La CJUE, nouveau gardien de l'Etat de droit ?
Une partie de la réforme judiciaire en Pologne n'est pas conforme au droit européen. C'est ce qui ressort de l'arrêt de la CJUE, prononcé suite au recours en manquementintroduit par la Commission européenne contre la Pologne. Selon la CJUE, l'abaissement de l'âge de départ à la retraite des juges de sa Cour suprême, dont l'application a été suspendue depuis par Varsovie, est illégale. Cet arrêt corrobore l'optimisme de certains éditorialistes, dans l'attente de l'examen d'autres volets de la réforme judiciaire par la CJUE.

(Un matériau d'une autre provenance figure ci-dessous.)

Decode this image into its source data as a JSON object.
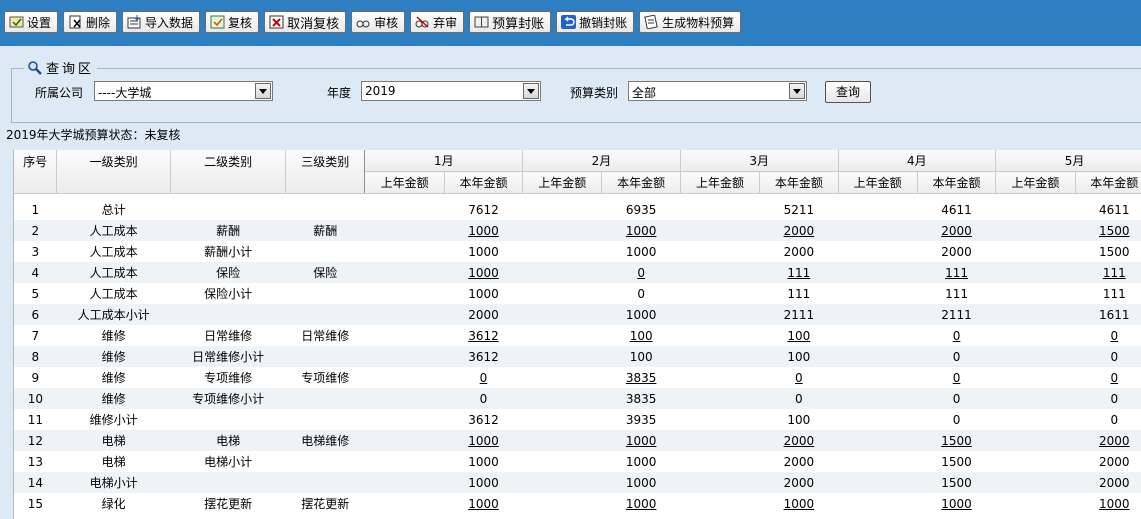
{
  "toolbar": {
    "buttons": [
      {
        "label": "设置",
        "icon": "settings-icon"
      },
      {
        "label": "删除",
        "icon": "delete-icon"
      },
      {
        "label": "导入数据",
        "icon": "import-icon"
      },
      {
        "label": "复核",
        "icon": "review-icon"
      },
      {
        "label": "取消复核",
        "icon": "cancel-review-icon"
      },
      {
        "label": "审核",
        "icon": "audit-icon"
      },
      {
        "label": "弃审",
        "icon": "unaudit-icon"
      },
      {
        "label": "预算封账",
        "icon": "lock-ledger-icon"
      },
      {
        "label": "撤销封账",
        "icon": "undo-icon"
      },
      {
        "label": "生成物料预算",
        "icon": "generate-icon"
      }
    ]
  },
  "query": {
    "legend": "查询区",
    "company_label": "所属公司",
    "company_value": "----大学城",
    "year_label": "年度",
    "year_value": "2019",
    "type_label": "预算类别",
    "type_value": "全部",
    "search_label": "查询"
  },
  "status": "2019年大学城预算状态：未复核",
  "table": {
    "fixed_headers": [
      "序号",
      "一级类别",
      "二级类别",
      "三级类别"
    ],
    "months": [
      "1月",
      "2月",
      "3月",
      "4月",
      "5月"
    ],
    "sub_headers": [
      "上年金额",
      "本年金额"
    ],
    "rows": [
      {
        "no": "1",
        "l1": "总计",
        "l2": "",
        "l3": "",
        "vals": [
          "",
          "7612",
          "",
          "6935",
          "",
          "5211",
          "",
          "4611",
          "",
          "4611"
        ],
        "link": false
      },
      {
        "no": "2",
        "l1": "人工成本",
        "l2": "薪酬",
        "l3": "薪酬",
        "vals": [
          "",
          "1000",
          "",
          "1000",
          "",
          "2000",
          "",
          "2000",
          "",
          "1500"
        ],
        "link": true
      },
      {
        "no": "3",
        "l1": "人工成本",
        "l2": "薪酬小计",
        "l3": "",
        "vals": [
          "",
          "1000",
          "",
          "1000",
          "",
          "2000",
          "",
          "2000",
          "",
          "1500"
        ],
        "link": false
      },
      {
        "no": "4",
        "l1": "人工成本",
        "l2": "保险",
        "l3": "保险",
        "vals": [
          "",
          "1000",
          "",
          "0",
          "",
          "111",
          "",
          "111",
          "",
          "111"
        ],
        "link": true
      },
      {
        "no": "5",
        "l1": "人工成本",
        "l2": "保险小计",
        "l3": "",
        "vals": [
          "",
          "1000",
          "",
          "0",
          "",
          "111",
          "",
          "111",
          "",
          "111"
        ],
        "link": false
      },
      {
        "no": "6",
        "l1": "人工成本小计",
        "l2": "",
        "l3": "",
        "vals": [
          "",
          "2000",
          "",
          "1000",
          "",
          "2111",
          "",
          "2111",
          "",
          "1611"
        ],
        "link": false
      },
      {
        "no": "7",
        "l1": "维修",
        "l2": "日常维修",
        "l3": "日常维修",
        "vals": [
          "",
          "3612",
          "",
          "100",
          "",
          "100",
          "",
          "0",
          "",
          "0"
        ],
        "link": true
      },
      {
        "no": "8",
        "l1": "维修",
        "l2": "日常维修小计",
        "l3": "",
        "vals": [
          "",
          "3612",
          "",
          "100",
          "",
          "100",
          "",
          "0",
          "",
          "0"
        ],
        "link": false
      },
      {
        "no": "9",
        "l1": "维修",
        "l2": "专项维修",
        "l3": "专项维修",
        "vals": [
          "",
          "0",
          "",
          "3835",
          "",
          "0",
          "",
          "0",
          "",
          "0"
        ],
        "link": true
      },
      {
        "no": "10",
        "l1": "维修",
        "l2": "专项维修小计",
        "l3": "",
        "vals": [
          "",
          "0",
          "",
          "3835",
          "",
          "0",
          "",
          "0",
          "",
          "0"
        ],
        "link": false
      },
      {
        "no": "11",
        "l1": "维修小计",
        "l2": "",
        "l3": "",
        "vals": [
          "",
          "3612",
          "",
          "3935",
          "",
          "100",
          "",
          "0",
          "",
          "0"
        ],
        "link": false
      },
      {
        "no": "12",
        "l1": "电梯",
        "l2": "电梯",
        "l3": "电梯维修",
        "vals": [
          "",
          "1000",
          "",
          "1000",
          "",
          "2000",
          "",
          "1500",
          "",
          "2000"
        ],
        "link": true
      },
      {
        "no": "13",
        "l1": "电梯",
        "l2": "电梯小计",
        "l3": "",
        "vals": [
          "",
          "1000",
          "",
          "1000",
          "",
          "2000",
          "",
          "1500",
          "",
          "2000"
        ],
        "link": false
      },
      {
        "no": "14",
        "l1": "电梯小计",
        "l2": "",
        "l3": "",
        "vals": [
          "",
          "1000",
          "",
          "1000",
          "",
          "2000",
          "",
          "1500",
          "",
          "2000"
        ],
        "link": false
      },
      {
        "no": "15",
        "l1": "绿化",
        "l2": "摆花更新",
        "l3": "摆花更新",
        "vals": [
          "",
          "1000",
          "",
          "1000",
          "",
          "1000",
          "",
          "1000",
          "",
          "1000"
        ],
        "link": true
      }
    ]
  }
}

Les juges face au démantèlement de l'Etat de droit
Süddeutsche Zeitung salue le travail de la Cour de justice de l'Union européenne :
«Quand la crise s'est déclenchée en Pologne, la Cour a trituré les traités européens pour s'attribuer un rôle de gardien de l'Union en matière d'Etat de droit que personne ne lui connaissait jusqu'alors. ... Le retour à l'Etat de droit ne peut bien évidemment pas être imposé par une cour suprême ; la société civile en Pologne reste et demeure le facteur décisif. Il n'en reste pas moins que l'une des missions de la CJUE consiste à préciser les contours de l'Etat de droit. Car les processus d'érosion intervenus en Europe de l'Est ont bien montré une chose : les populistes et autocrates se donnent beaucoup de mal pour donner à leurs prétendues 'réformes' de la justice des airs candides et légitimes. Ils masquent leur démantèlement du système judiciaire en le badigeonnant aux couleurs de l'Etat de droit. Il revient aux juges européens de révéler cette supercherie.»
L'UE montre enfin les dents
Le précédent polonais devrait encourager les dirigeants européens à imposer le respect des principes de l'Etat de droit au niveau des Etats nationaux, estime Financial Times :
«L'efficacité des recours de la CJUE présente un contraste saisissant avec la grande pusillanimité des gouvernements nationaux à faire face aux Etats membres à la dérive. L'UE a besoin de plus de mesures disciplinaires efficaces pour répondre aux menaces systématiques qui pèsent sur la démocratie. Accorder des fonds européens uniquement en cas de respect des principes de l'Etat de droit va dans le bon sens. De tels arrêts de la CJUE devraient encourager les dirigeants européens à prendre les mesures qui s'imposent.»
L'Etat de droit, une nouvelle priorité
Rzeczpospolita observe que le sujet de l'Etat de droit revient sur le devant de la scène au sein de l'UE :
«Cette affaire revêt également une dimension politique. La Finlande, qui présidera le Conseil de l'UE pour une durée de six mois à partir du 1er juillet, a annoncé que l'Etat de droit serait l'une des priorités de son mandat. Ce pays entend notamment promouvoir un mécanisme permettant de conditionner au respect de l'Etat de droit le versement de subventions dans le cadre du nouveau budget européen. Mais au sein du Conseil européen, il reste impossible de trouver une majorité qui qualifie la Pologne de pays qui viole les principes d'un Etat de droit.»